A triad consists of three distinct immune cells working together: a dendritic cell, a cytotoxic ‘killer’ T cell, and a helper T cell. While these cell types are commonly known in immunology, it was previously unknown that their physical presence together in tumors is crucial for mounting an effective immune response against cancer cells.
Their groundbreaking discovery, published in the journal Cancer Cell on July 8, 2024, has significant implications for therapy and could reshape the approach to administering immunotherapies.
Investigating the Failure of Elite Immune Responses
In their research, led by postdoctoral fellow Dr. Gabriel Espinosa-Carrasco, the team at MSK aimed to understand why adoptive T cell therapies, which involve expanding specific T cells in the lab and reintroducing them to the patient, sometimes fail despite logical expectations.
Dr. Schietinger questioned why perfectly engineered cytotoxic T cells, when infused into patients in large numbers, often fall short in eradicating cancer. This led her to consider the role of helper T cells in arming and activating cytotoxic T cells.
Empowering T Cells for Targeted Destruction
While conventional protocols activate cytotoxic T cells with helper T cell-derived chemicals for therapy, Dr. Schietinger hypothesized that helper T cells might be essential not only for activation but also for the actual killing function of cytotoxic T cells.

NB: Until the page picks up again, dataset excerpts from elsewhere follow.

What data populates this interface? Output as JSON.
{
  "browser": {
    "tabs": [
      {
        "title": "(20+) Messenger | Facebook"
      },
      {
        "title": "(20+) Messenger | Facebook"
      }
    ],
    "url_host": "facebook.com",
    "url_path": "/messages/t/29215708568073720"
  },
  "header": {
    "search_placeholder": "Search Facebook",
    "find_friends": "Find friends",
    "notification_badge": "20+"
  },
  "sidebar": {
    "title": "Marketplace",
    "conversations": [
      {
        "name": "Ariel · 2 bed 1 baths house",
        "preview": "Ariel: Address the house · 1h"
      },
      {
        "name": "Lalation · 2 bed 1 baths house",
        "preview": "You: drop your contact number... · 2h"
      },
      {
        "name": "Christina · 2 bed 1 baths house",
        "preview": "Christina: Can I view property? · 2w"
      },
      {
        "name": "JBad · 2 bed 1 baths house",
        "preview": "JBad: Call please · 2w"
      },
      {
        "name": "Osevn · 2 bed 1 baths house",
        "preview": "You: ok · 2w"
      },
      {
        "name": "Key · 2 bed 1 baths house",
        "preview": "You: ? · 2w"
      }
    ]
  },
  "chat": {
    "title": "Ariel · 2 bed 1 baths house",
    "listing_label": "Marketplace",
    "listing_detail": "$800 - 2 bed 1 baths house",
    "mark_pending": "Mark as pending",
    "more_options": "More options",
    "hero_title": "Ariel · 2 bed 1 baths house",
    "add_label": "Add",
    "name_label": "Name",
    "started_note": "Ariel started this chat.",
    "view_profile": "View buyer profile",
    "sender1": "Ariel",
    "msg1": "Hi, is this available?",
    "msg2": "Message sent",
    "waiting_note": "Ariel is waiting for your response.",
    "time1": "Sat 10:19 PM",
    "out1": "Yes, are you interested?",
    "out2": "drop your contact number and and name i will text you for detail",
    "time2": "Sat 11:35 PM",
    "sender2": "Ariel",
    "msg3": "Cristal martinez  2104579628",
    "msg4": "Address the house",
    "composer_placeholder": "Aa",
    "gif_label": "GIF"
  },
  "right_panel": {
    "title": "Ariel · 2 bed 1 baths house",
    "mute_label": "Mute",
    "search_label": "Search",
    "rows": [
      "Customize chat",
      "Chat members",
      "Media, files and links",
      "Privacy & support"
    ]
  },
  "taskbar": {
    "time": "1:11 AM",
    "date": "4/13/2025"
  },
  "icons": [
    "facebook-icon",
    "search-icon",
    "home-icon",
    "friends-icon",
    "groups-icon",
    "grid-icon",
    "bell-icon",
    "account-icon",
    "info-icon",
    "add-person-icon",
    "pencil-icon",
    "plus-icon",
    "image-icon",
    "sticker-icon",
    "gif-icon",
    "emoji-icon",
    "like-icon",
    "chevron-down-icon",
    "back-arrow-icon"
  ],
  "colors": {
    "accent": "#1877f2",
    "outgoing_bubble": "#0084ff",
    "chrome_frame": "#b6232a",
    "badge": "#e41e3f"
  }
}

To test this hypothesis, they conducted experiments in mice with cancer, administering only cytotoxic T cells in contrast to including both cytotoxic and helper T cells. The results were striking: only when both T cell types were present did the tumors regress.
Dr. Schietinger emphasizes that having cytotoxic machinery alone is insufficient to execute the killing process; they require a ‘license’ from helper T cells. The formation of immune cell triads, observed in responsive mice, signaled the activation of cytotoxic T cells to take action against cancer cells.
Translating Discoveries to Human Applications
The team validated their findings in a study involving patients with pleural mesothelioma undergoing immune checkpoint blockade therapy at Baylor College of Medicine. Analysis of tissue samples revealed that responders had the crucial immune triads present in their tumors, while non-responders did not.
This evidence underscored the importance of immune cell triads in enhancing the anti-cancer immune response.
Implications for Clinical Practice
The discovery suggests that immune triads could serve as biomarkers for predicting immunotherapy responses, filling a current gap in biomarker availability.
Furthermore, the findings prompt a reconsideration of adoptive T cell therapy strategies, advocating for the inclusion of helper T cells alongside cytotoxic T cells for improved efficacy. It also raises implications for the design of cancer vaccines to bolster killer T cell responses.
Dr. Schietinger’s team is actively exploring these implications, developing tools to facilitate the formation of immune cell triads and collaborating on innovative cancer vaccine formulations to advance this research into clinical trials.
“Our research highlights the importance of spatial organization of immune cells over sheer numbers. Bringing these three cell types together is critical, and our focus is on developing therapeutics that achieve this coordination,” says Dr. Schietinger.